“One of them pulled a revolver out and the other said, ‘Let him have it, he’s all alone,’” Police Constable William Sheill said in a statement dictated as he lay dying from a bullet wound in his stomach.

In the early hours of FEBRUARY 29th, 1940, he had been called to investigate a break-in at the Co-operative store in Coxhoe, County Durham. He arrived to see two men run from the shop, and as he pursued them one turned and shot him.

A Vauxhall car had been stolen a few nights before in Chester-le-Street, and on the night of the shooting a Vauxhall had been seen in Coxhoe. It did not belong to any of the locals, and on March 4th the investigators learned that a stolen car had been reported in Hawksworth, near Bradford.

Whenever there was a burglary in that area, the prime suspects were two local criminals, Vincent Ostler, 24, and William Appleby, 27. Both were arrested on suspicion, Ostler reaching for a loaded gun under his pillow when armed police burst into his bedroom.

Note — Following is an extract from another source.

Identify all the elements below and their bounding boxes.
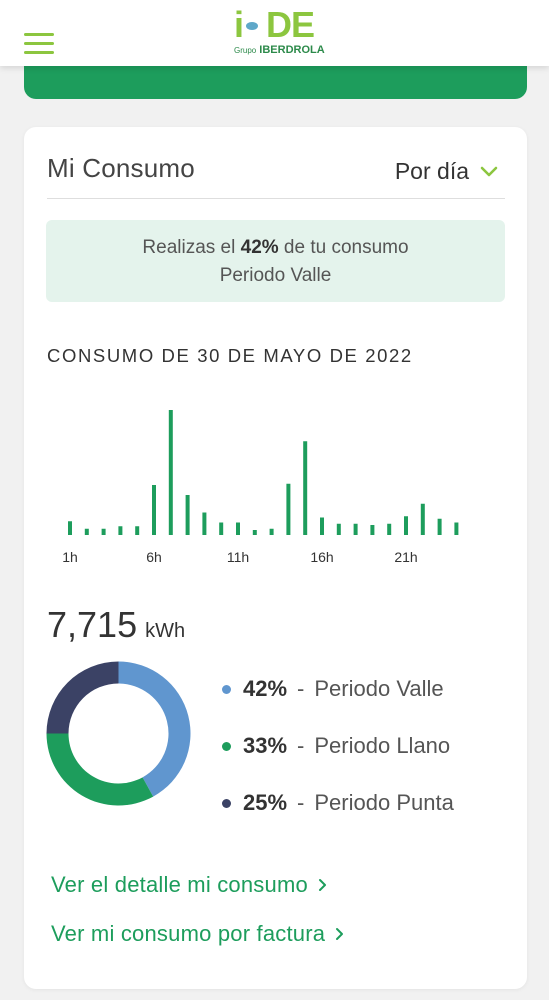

Both denied being in Coxhoe on February 29th, but under interrogation Appleby admitted his involvement in the Co-op burglary, insisting that he didn’t know that Ostler was armed. He denied telling Ostler, “Let him have it” and said he had been shocked when Ostler shot the policeman.

Ostler continued to deny any involvement, but when he was tried with Appleby at Leeds Assizes the jury didn’t believe him. Both were convicted of murder, and they were hanged by Thomas Pierrepoint and his nephew Albert on July 10th, 1940.